What I'd Do Differently Next Time
If I had more time, I would spend less of it chasing small gains from prompts and model swaps, and more of it on the pieces that were clearly bottlenecks once the evals were in place.
- I'd design the evaluation harness and regression checks even earlier, because that was the only reliable way to tell whether a change actually helped.
- I'd treat context budgeting as a first-class problem from the start, since answer relevancy was much more sensitive to that than to bigger models.
- I'd be more skeptical of restrictive UI components up front.
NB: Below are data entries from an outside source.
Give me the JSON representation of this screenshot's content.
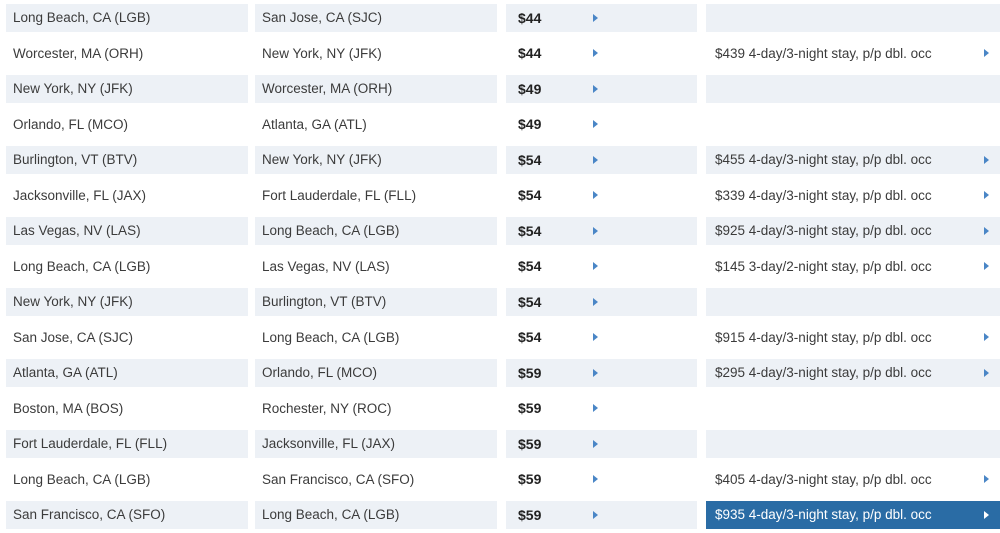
{
  "colors": {
    "row_shade": "#edf1f6",
    "arrow_blue": "#4a86c6",
    "highlight_blue": "#2a6ca5",
    "body_text": "#3b3b3b",
    "fare_text": "#222222",
    "highlight_text": "#ffffff"
  },
  "icons": {
    "row_arrow": "right-triangle"
  },
  "table": {
    "columns": [
      "origin_city",
      "destination_city",
      "fare",
      "package_deal"
    ],
    "rows": [
      {
        "origin": "Long Beach, CA (LGB)",
        "destination": "San Jose, CA (SJC)",
        "fare": "$44",
        "package": "",
        "highlighted": false
      },
      {
        "origin": "Worcester, MA (ORH)",
        "destination": "New York, NY (JFK)",
        "fare": "$44",
        "package": "$439 4-day/3-night stay, p/p dbl. occ",
        "highlighted": false
      },
      {
        "origin": "New York, NY (JFK)",
        "destination": "Worcester, MA (ORH)",
        "fare": "$49",
        "package": "",
        "highlighted": false
      },
      {
        "origin": "Orlando, FL (MCO)",
        "destination": "Atlanta, GA (ATL)",
        "fare": "$49",
        "package": "",
        "highlighted": false
      },
      {
        "origin": "Burlington, VT (BTV)",
        "destination": "New York, NY (JFK)",
        "fare": "$54",
        "package": "$455 4-day/3-night stay, p/p dbl. occ",
        "highlighted": false
      },
      {
        "origin": "Jacksonville, FL (JAX)",
        "destination": "Fort Lauderdale, FL (FLL)",
        "fare": "$54",
        "package": "$339 4-day/3-night stay, p/p dbl. occ",
        "highlighted": false
      },
      {
        "origin": "Las Vegas, NV (LAS)",
        "destination": "Long Beach, CA (LGB)",
        "fare": "$54",
        "package": "$925 4-day/3-night stay, p/p dbl. occ",
        "highlighted": false
      },
      {
        "origin": "Long Beach, CA (LGB)",
        "destination": "Las Vegas, NV (LAS)",
        "fare": "$54",
        "package": "$145 3-day/2-night stay, p/p dbl. occ",
        "highlighted": false
      },
      {
        "origin": "New York, NY (JFK)",
        "destination": "Burlington, VT (BTV)",
        "fare": "$54",
        "package": "",
        "highlighted": false
      },
      {
        "origin": "San Jose, CA (SJC)",
        "destination": "Long Beach, CA (LGB)",
        "fare": "$54",
        "package": "$915 4-day/3-night stay, p/p dbl. occ",
        "highlighted": false
      },
      {
        "origin": "Atlanta, GA (ATL)",
        "destination": "Orlando, FL (MCO)",
        "fare": "$59",
        "package": "$295 4-day/3-night stay, p/p dbl. occ",
        "highlighted": false
      },
      {
        "origin": "Boston, MA (BOS)",
        "destination": "Rochester, NY (ROC)",
        "fare": "$59",
        "package": "",
        "highlighted": false
      },
      {
        "origin": "Fort Lauderdale, FL (FLL)",
        "destination": "Jacksonville, FL (JAX)",
        "fare": "$59",
        "package": "",
        "highlighted": false
      },
      {
        "origin": "Long Beach, CA (LGB)",
        "destination": "San Francisco, CA (SFO)",
        "fare": "$59",
        "package": "$405 4-day/3-night stay, p/p dbl. occ",
        "highlighted": false
      },
      {
        "origin": "San Francisco, CA (SFO)",
        "destination": "Long Beach, CA (LGB)",
        "fare": "$59",
        "package": "$935 4-day/3-night stay, p/p dbl. occ",
        "highlighted": true
      }
    ]
  }
}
The DevExpress chat control looked convenient initially, but it ended up costing a lot of time in the final stretch.
Overall, the project reinforced something I seem to keep relearning: in RAG systems, the interesting ideas matter, but the real progress usually comes from having a solid eval loop and removing the practical bottlenecks one by one.
References
These were the main resources I drew on while building the pipeline:
- TMLS 2025: AI Engineering Workshop Day — hands-on workshop material covering production RAG implementations; this was the primary reference I used to figure out what the pipeline needed.
- Enhancing Technical Documents Retrieval for RAG — presents a framework combining query expansion, contextual summarization, and fine-tuned embeddings for technical documentation retrieval.
- The Ultimate Guide to Chunking Strategies for RAG Applications — practical guidance on trade-offs between chunking approaches, natural boundary splitting, and adding contextual metadata.
- How to Improve RAG Performance: 5 Key Techniques with Examples — covers chunking, reranking, and query transformations with concrete examples.